São entidades (há vários "Noppera-bo") muito tímidas, de
pouco contato com os seres humanos. Quando aparecem se transformam em pessoas comuns, às vezes passando por alguém da família diante da vítima, antes
de fazer sua face desaparecer.
Há algumas literaturas que resgatam esse ser, entre elas, a
minha favorita: “A Viagem de Chihiro” (2001) do Studio Ghibli. Nessa animação é
mostrada uma versão do Sem-Face. Ele muda o seu comportamento de acordo
com as atitudes de quem está a sua volta, também possuindo o poder de absorver certas
características das vítimas a qual devora.
Em uma ótica alinhada à apresentação do anime está a minha
identificação com o Sem-Face: é um ser solitário que parece sustentar-se sobre
as emoções das pessoas que ele encontra.
Recordo-me das inúmeras vezes e lugares onde as
características “do outro” sempre foram aceitadas, toleradas e absorvidas por
mim.
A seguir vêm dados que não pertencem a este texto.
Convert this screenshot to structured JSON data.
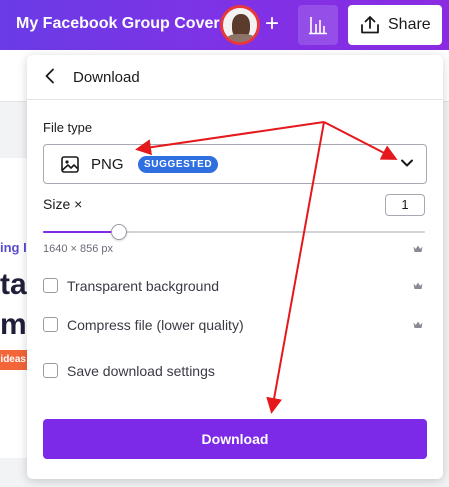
{
  "topbar": {
    "title": "My Facebook Group Cover",
    "plus_label": "+",
    "share_label": "Share",
    "gradient": [
      "#6a3be6",
      "#8a2be2"
    ]
  },
  "background": {
    "fragment_1": "ing I",
    "fragment_2": "tal",
    "fragment_3": "mu",
    "fragment_4": "ideas"
  },
  "panel": {
    "back_icon": "chevron-left-icon",
    "title": "Download",
    "file_type_label": "File type",
    "file_type_value": "PNG",
    "file_type_badge": "SUGGESTED",
    "file_type_icon": "image-icon",
    "size_label": "Size ×",
    "size_value": "1",
    "size_slider_fraction": 0.2,
    "dimensions": "1640 × 856 px",
    "options": [
      {
        "label": "Transparent background",
        "checked": false,
        "premium": true
      },
      {
        "label": "Compress file (lower quality)",
        "checked": false,
        "premium": true
      },
      {
        "label": "Save download settings",
        "checked": false,
        "premium": false
      }
    ],
    "download_label": "Download",
    "accent": "#7d2ae8",
    "badge_color": "#2f6fe0"
  },
  "annotation": {
    "arrow_color": "#e5191c"
  }
}
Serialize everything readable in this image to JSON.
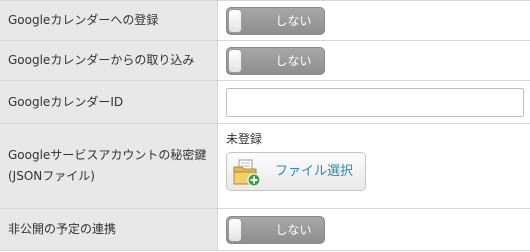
{
  "rows": [
    {
      "label": "Googleカレンダーへの登録",
      "toggle_text": "しない"
    },
    {
      "label": "Googleカレンダーからの取り込み",
      "toggle_text": "しない"
    },
    {
      "label": "GoogleカレンダーID",
      "input_value": "",
      "input_placeholder": ""
    },
    {
      "label_line1": "Googleサービスアカウントの秘密鍵",
      "label_line2": "(JSONファイル)",
      "status": "未登録",
      "file_button_label": "ファイル選択"
    },
    {
      "label": "非公開の予定の連携",
      "toggle_text": "しない"
    }
  ],
  "colors": {
    "label_bg": "#e8e8e8",
    "toggle_bg": "#999999",
    "link_blue": "#2a8bb8",
    "border": "#d6d6d6"
  },
  "icons": {
    "file_button_icon": "folder-add-icon"
  }
}
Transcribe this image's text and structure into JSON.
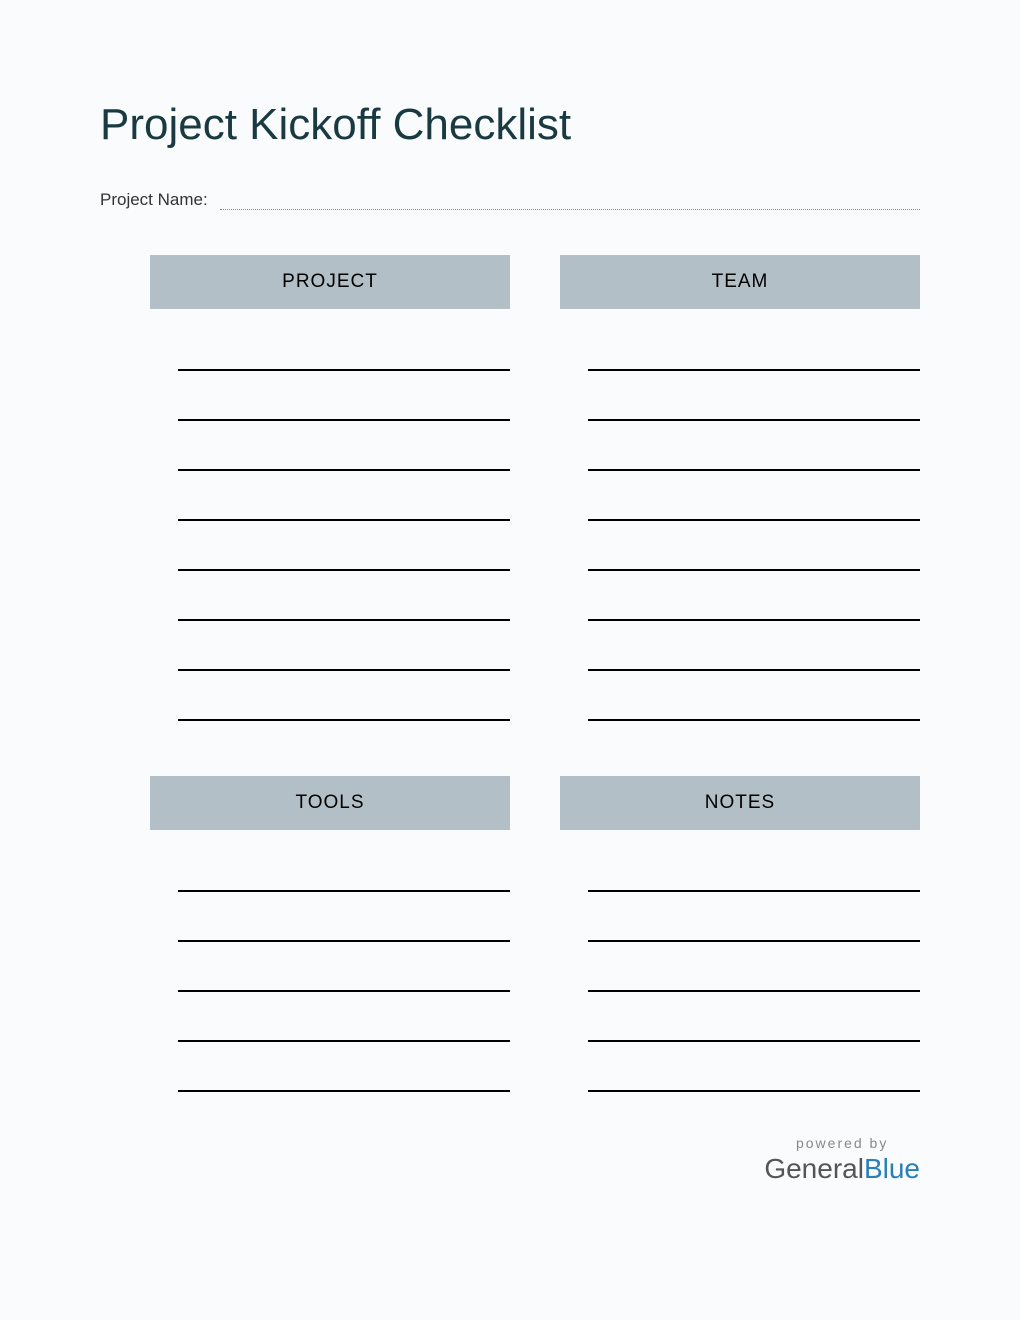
{
  "title": "Project Kickoff Checklist",
  "project_name_label": "Project Name:",
  "sections": {
    "project": {
      "header": "PROJECT",
      "line_count": 8
    },
    "team": {
      "header": "TEAM",
      "line_count": 8
    },
    "tools": {
      "header": "TOOLS",
      "line_count": 5
    },
    "notes": {
      "header": "NOTES",
      "line_count": 5
    }
  },
  "footer": {
    "powered_by": "powered by",
    "brand_part1": "General",
    "brand_part2": "Blue"
  }
}
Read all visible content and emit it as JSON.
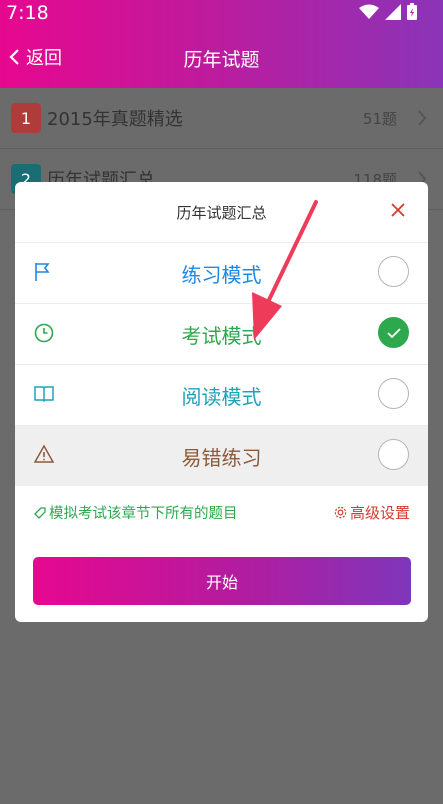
{
  "status": {
    "time": "7:18"
  },
  "nav": {
    "back_label": "返回",
    "title": "历年试题"
  },
  "list": [
    {
      "num": "1",
      "title": "2015年真题精选",
      "count": "51题",
      "color": "#b03b3b"
    },
    {
      "num": "2",
      "title": "历年试题汇总",
      "count": "118题",
      "color": "#1a6e73"
    }
  ],
  "dialog": {
    "title": "历年试题汇总",
    "modes": [
      {
        "label": "练习模式",
        "icon": "flag-icon",
        "color": "#1e88e5",
        "selected": false
      },
      {
        "label": "考试模式",
        "icon": "clock-icon",
        "color": "#2ea84d",
        "selected": true
      },
      {
        "label": "阅读模式",
        "icon": "book-icon",
        "color": "#1fa3b8",
        "selected": false
      },
      {
        "label": "易错练习",
        "icon": "warning-icon",
        "color": "#8d5a3a",
        "selected": false
      }
    ],
    "description": "模拟考试该章节下所有的题目",
    "advanced_label": "高级设置",
    "start_label": "开始"
  },
  "colors": {
    "accent_pink": "#e6088f",
    "accent_purple": "#7e36ba",
    "success": "#2ea84d",
    "danger": "#d33b2f"
  }
}
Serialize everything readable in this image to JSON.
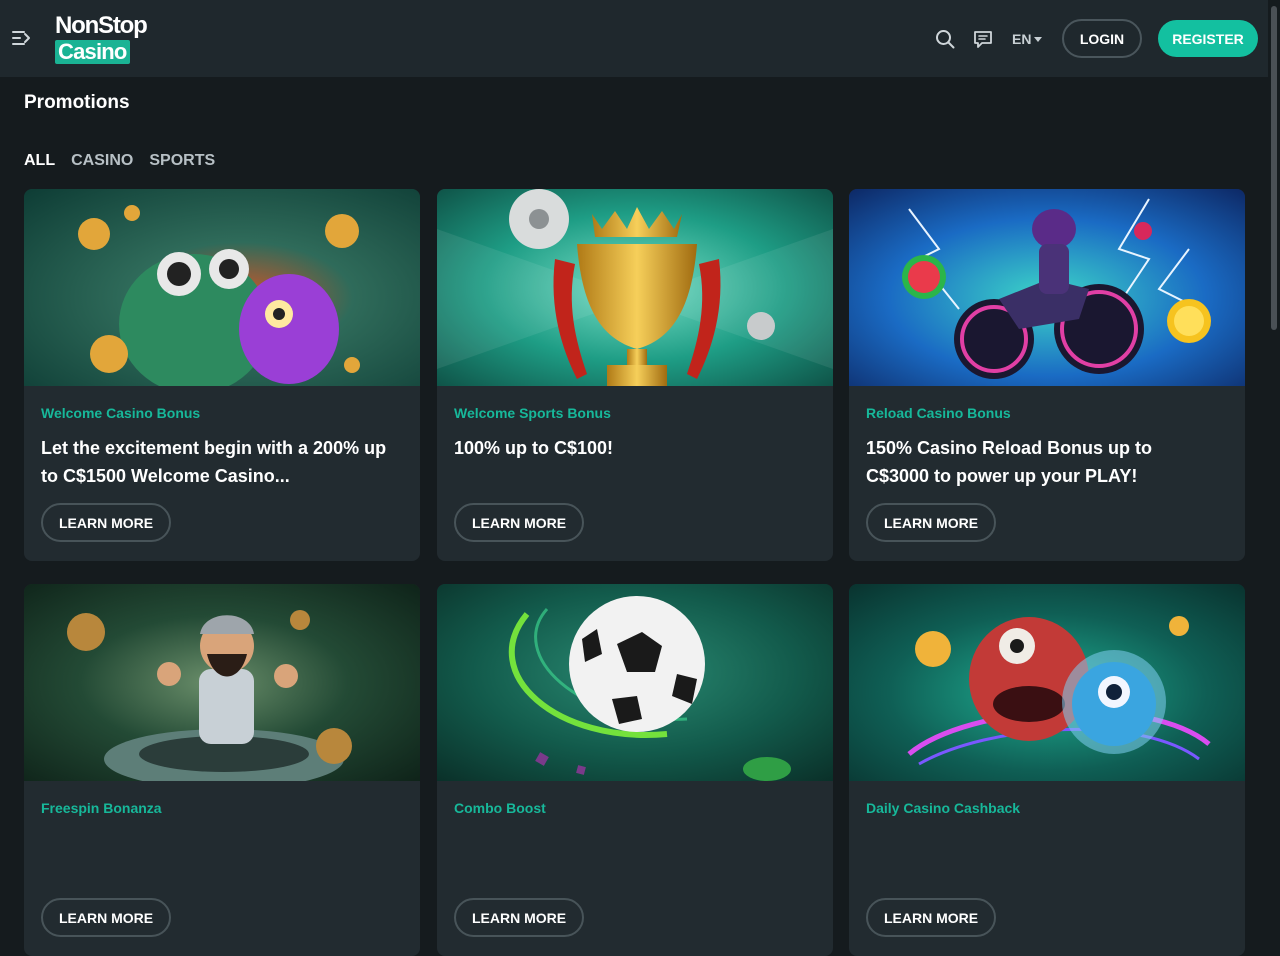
{
  "header": {
    "logo_top": "NonStop",
    "logo_bottom": "Casino",
    "language": "EN",
    "login_label": "LOGIN",
    "register_label": "REGISTER"
  },
  "page": {
    "title": "Promotions",
    "filters": [
      "ALL",
      "CASINO",
      "SPORTS"
    ],
    "active_filter": "ALL"
  },
  "learn_more_label": "LEARN MORE",
  "promotions": [
    {
      "category": "Welcome Casino Bonus",
      "description": "Let the excitement begin with a 200% up to C$1500 Welcome Casino..."
    },
    {
      "category": "Welcome Sports Bonus",
      "description": "100% up to C$100!"
    },
    {
      "category": "Reload Casino Bonus",
      "description": "150% Casino Reload Bonus up to C$3000 to power up your PLAY!"
    },
    {
      "category": "Freespin Bonanza",
      "description": ""
    },
    {
      "category": "Combo Boost",
      "description": ""
    },
    {
      "category": "Daily Casino Cashback",
      "description": ""
    }
  ],
  "colors": {
    "accent": "#13c0a0",
    "category_text": "#17b89a",
    "background": "#151b1e",
    "header": "#1f282d",
    "card": "#222b30"
  }
}
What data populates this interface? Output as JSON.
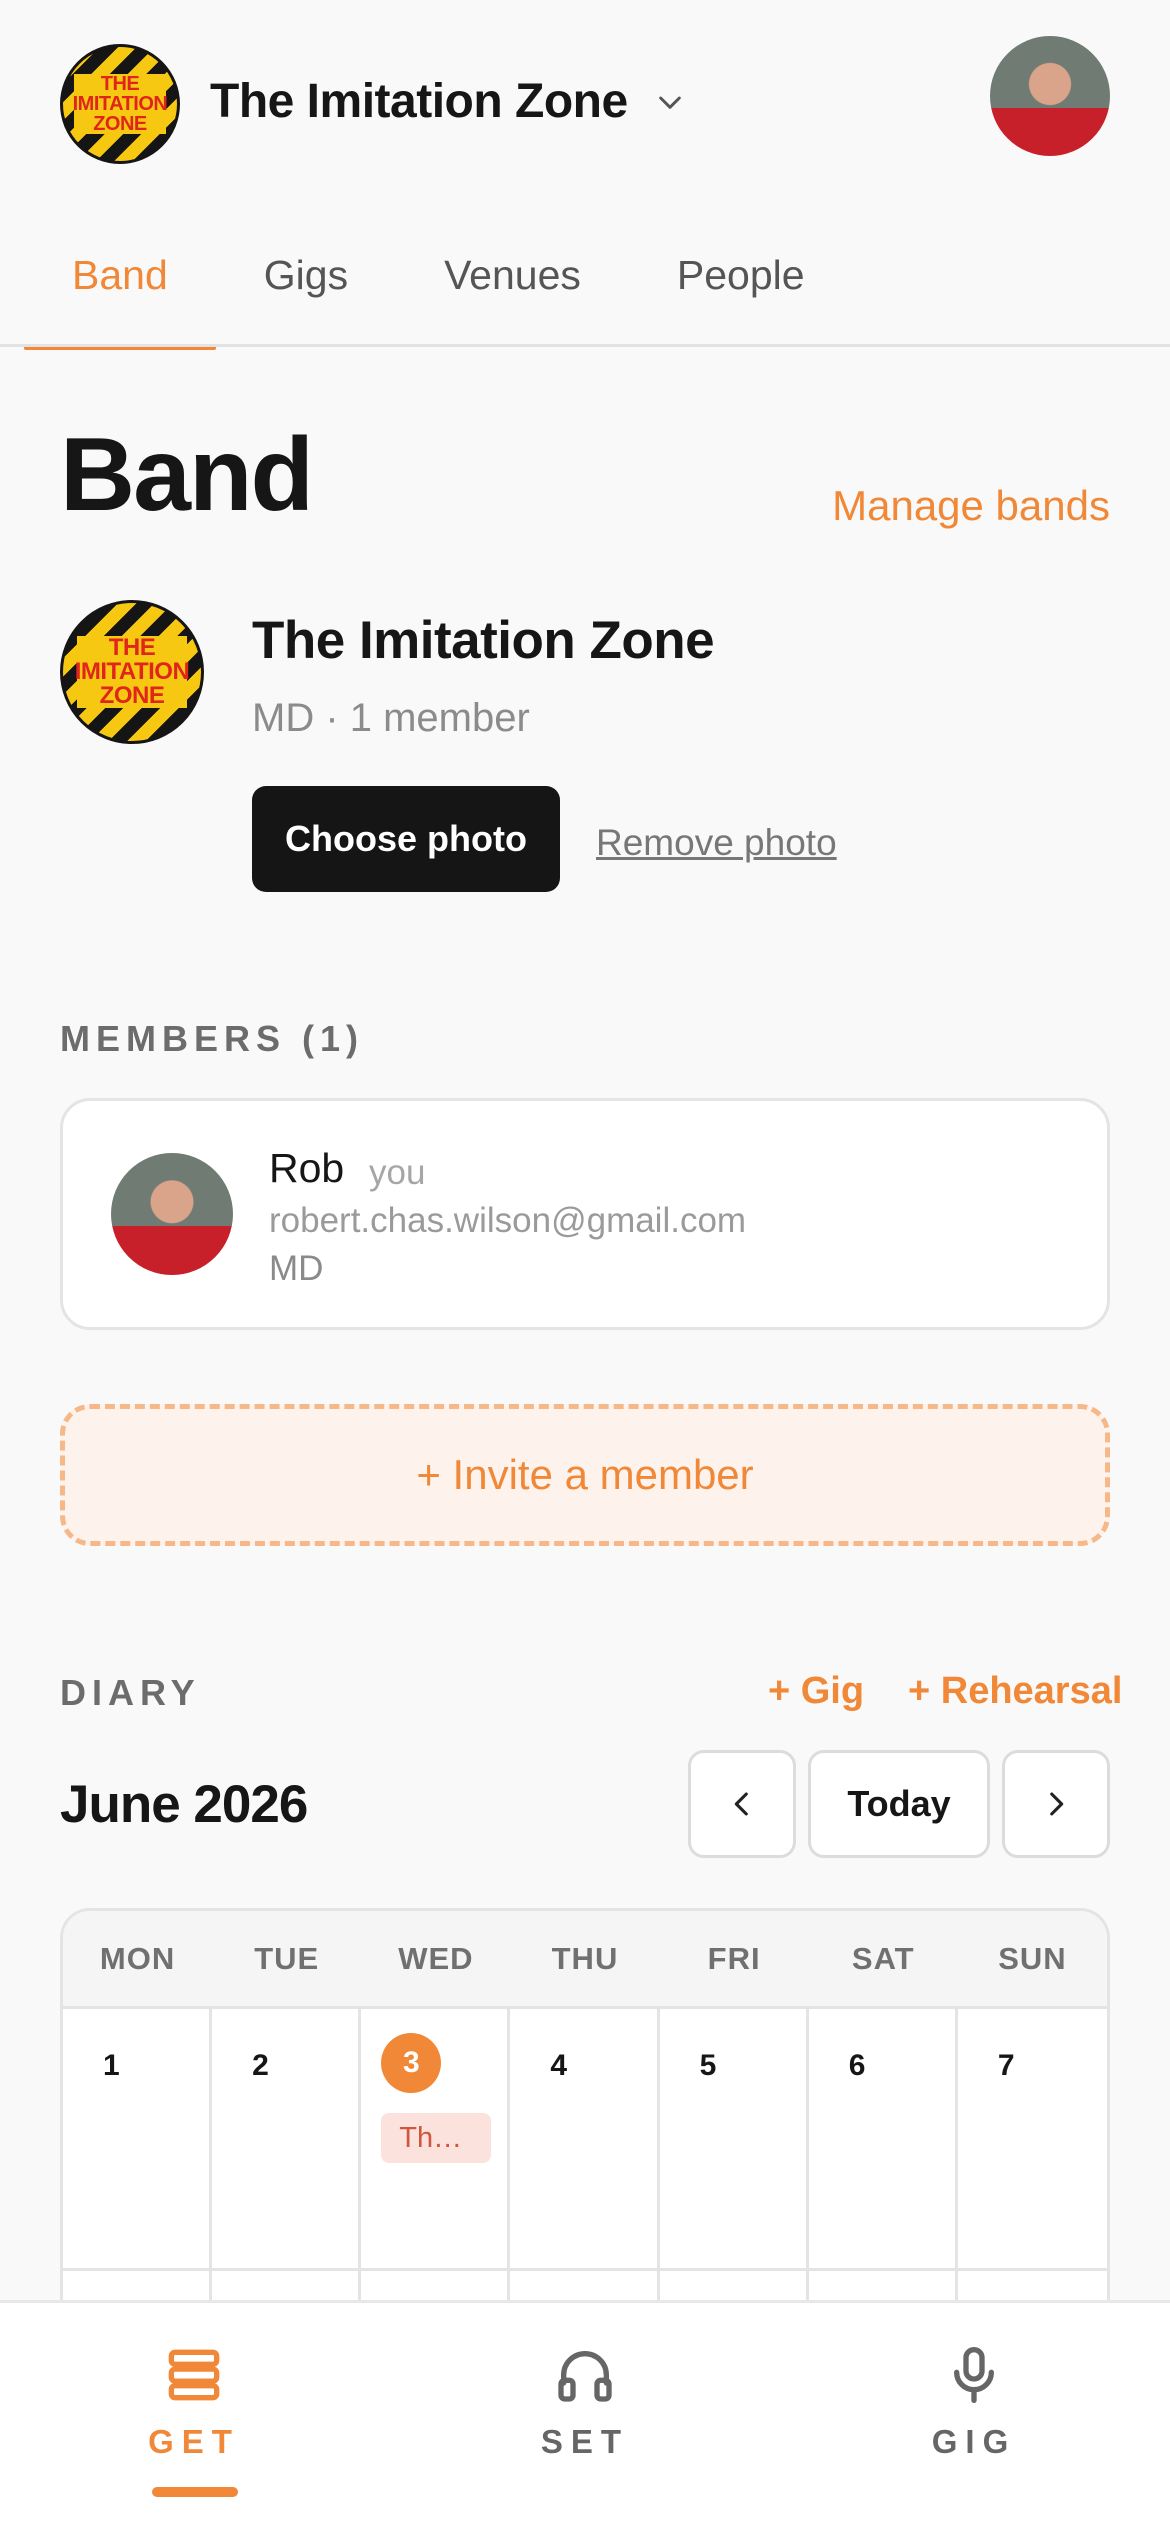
{
  "header": {
    "band_logo_text": [
      "THE",
      "IMITATION",
      "ZONE"
    ],
    "band_switcher_label": "The Imitation Zone"
  },
  "tabs": [
    {
      "label": "Band",
      "active": true
    },
    {
      "label": "Gigs",
      "active": false
    },
    {
      "label": "Venues",
      "active": false
    },
    {
      "label": "People",
      "active": false
    }
  ],
  "band": {
    "heading": "Band",
    "manage_link": "Manage bands",
    "name": "The Imitation Zone",
    "meta": "MD · 1 member",
    "choose_photo": "Choose photo",
    "remove_photo": "Remove photo"
  },
  "members": {
    "label": "MEMBERS (1)",
    "items": [
      {
        "name": "Rob",
        "you_tag": "you",
        "email": "robert.chas.wilson@gmail.com",
        "role": "MD"
      }
    ],
    "invite_label": "+ Invite a member"
  },
  "diary": {
    "label": "DIARY",
    "add_gig": "+ Gig",
    "add_rehearsal": "+ Rehearsal",
    "month": "June 2026",
    "prev": "‹",
    "today": "Today",
    "next": "›",
    "weekdays": [
      "MON",
      "TUE",
      "WED",
      "THU",
      "FRI",
      "SAT",
      "SUN"
    ],
    "week1": [
      "1",
      "2",
      "3",
      "4",
      "5",
      "6",
      "7"
    ],
    "today_index": 2,
    "event_on_3": "Th…"
  },
  "bottom_nav": [
    {
      "label": "GET",
      "icon": "stack-icon",
      "active": true
    },
    {
      "label": "SET",
      "icon": "headphones-icon",
      "active": false
    },
    {
      "label": "GIG",
      "icon": "microphone-icon",
      "active": false
    }
  ],
  "colors": {
    "accent": "#f08838",
    "dark": "#151515",
    "event_bg": "#fbe2dc"
  }
}
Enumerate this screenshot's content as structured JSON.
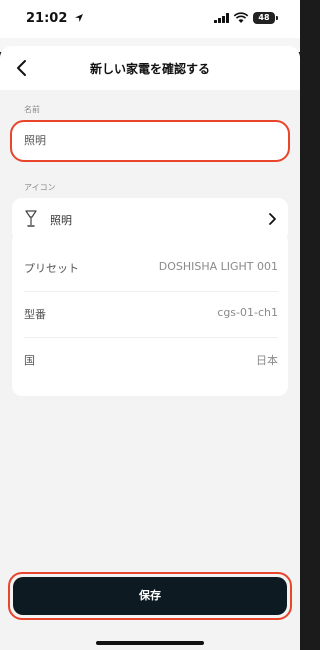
{
  "status_bar": {
    "time": "21:02",
    "battery": "48",
    "icons": [
      "location-arrow-icon",
      "cellular-signal-icon",
      "wifi-icon",
      "battery-icon"
    ]
  },
  "nav": {
    "title": "新しい家電を確認する",
    "back_icon": "chevron-left-icon"
  },
  "name_section": {
    "label": "名前",
    "value": "照明"
  },
  "icon_section": {
    "label": "アイコン",
    "icon": "lamp-icon",
    "value": "照明",
    "chevron": "chevron-right-icon"
  },
  "details": [
    {
      "key": "プリセット",
      "value": "DOSHISHA LIGHT 001"
    },
    {
      "key": "型番",
      "value": "cgs-01-ch1"
    },
    {
      "key": "国",
      "value": "日本"
    }
  ],
  "save_button": {
    "label": "保存"
  },
  "colors": {
    "accent_outline": "#e8452c",
    "button_bg": "#0e1a21",
    "page_bg": "#f3f3f3"
  }
}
Dos mais diversos perfis e tipos de pessoas: do líder religioso ao ateu.
Perambulando entre um grupo e outro em grandes eventos, mas sem a sensação de
pertencimento a qualquer um.
Considerando que esse ser vai sendo preenchido pelos sentimentos das pessoas próximas de si: agradecimento, bondade, vaidade, soberba, culpa, ganância... o Sem-Face acaba me lembrando um ditado bem conhecido: “Diga-me com quem andas e eu direi quem tu és”.
E aqui eis um ponto final: o muito consumo às vezes me faz
vomitar. E só resta o vazio e a solidão de um deus numa tempestade torrencial.